Critique scènes : Trois soeurs

© Trois soeurs
Estelle Spoto
Estelle Spoto Journaliste

Sur un texte de Pietro Pizzuti, Magali Pinglaut met en scène un trio de femmes victimes/battantes/héroïques, en un huis clos hospitalier grave mais semé d’humour.

Des néons qui diffusent une lumière glacée au plafond, une double porte qui s’ouvre avec un interrupteur, un rideau sur un rail courbe qui délimite l’espace : pas de doute, nous sommes dans un hôpital. C’est dans l’un de ces lieux d’attente impersonnels, théâtres en soi de nombreux drames, qu’arrivent trois femmes, toutes liées au même homme qui est en train de s’éteindre dans une des chambres. Il y a Marie-Clémence l'(ex-)épouse (Anne-Claire, toujours aussi lumineuse), artisto qui s’emberlificote dans les tournures allitérantes de son langage, femme battue qui pare des fantômes de coups. Il y a Anna la nièce (Laurence D’Amelio, en résiliante convaincante), abusée par l’oncle mais qui a malgré tout tracé sa route. Et puis il y a la dernière arrivée, Iris l’amante (Babetida Sadjo, en lutteuse sensuelle), ancienne étudiante du prof d’unif séducteur à qui il a appris « à faire du mal » pour jouir. Leur confrontation va libérer leur parole, leur ouvrir les yeux, faire éclater des vérités, engendrer une sororité.

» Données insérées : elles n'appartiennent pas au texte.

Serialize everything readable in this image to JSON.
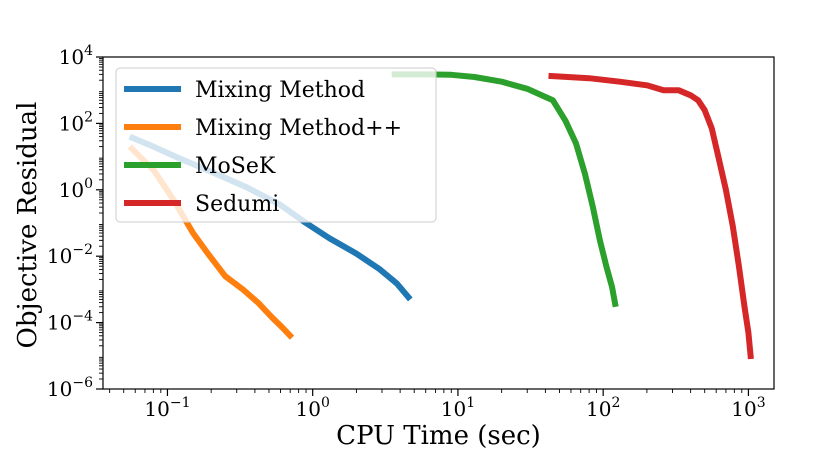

Trois femmes, trois grâces mises en scène par Magali Pinglaut dans cet espace contraignant qu’est la salle des voûtes du Théâtre le Public, en longueur et semée de colonnes, dont elle tire joliment parti dans ce huis clos en couloir. Ponctué par la musique d’An Pierlé, le texte de ce Coup de grâce, signé Pietro Pizzuti (L’Eau du loup, Le Silence des mères, L’Initiatrice…), joue des mots et de leurs sons (« qui t’a tout ôté pas que ta toux », « cette extinction des feux à petit feu », « nous y voili voilà »…) pour alléger le propos, grave, sur les violences faites aux femmes, sur celles qui endurent et qui supportent, par « amour », pour sauver les apparences ou parce qu’elles considèrent qu’elles n’ont pas d’alternative.

Parfois grivois, tirant un peu sur la corde du vraisemblable (mais qui est ce monstre qui est pourtant aimé?), le spectacle glisse de l’ombre à la lumière, vers un final libérateur et réconfortant.

Coup de grâce : jusqu’au 11 avril au Théâre le Public à Bruxelles.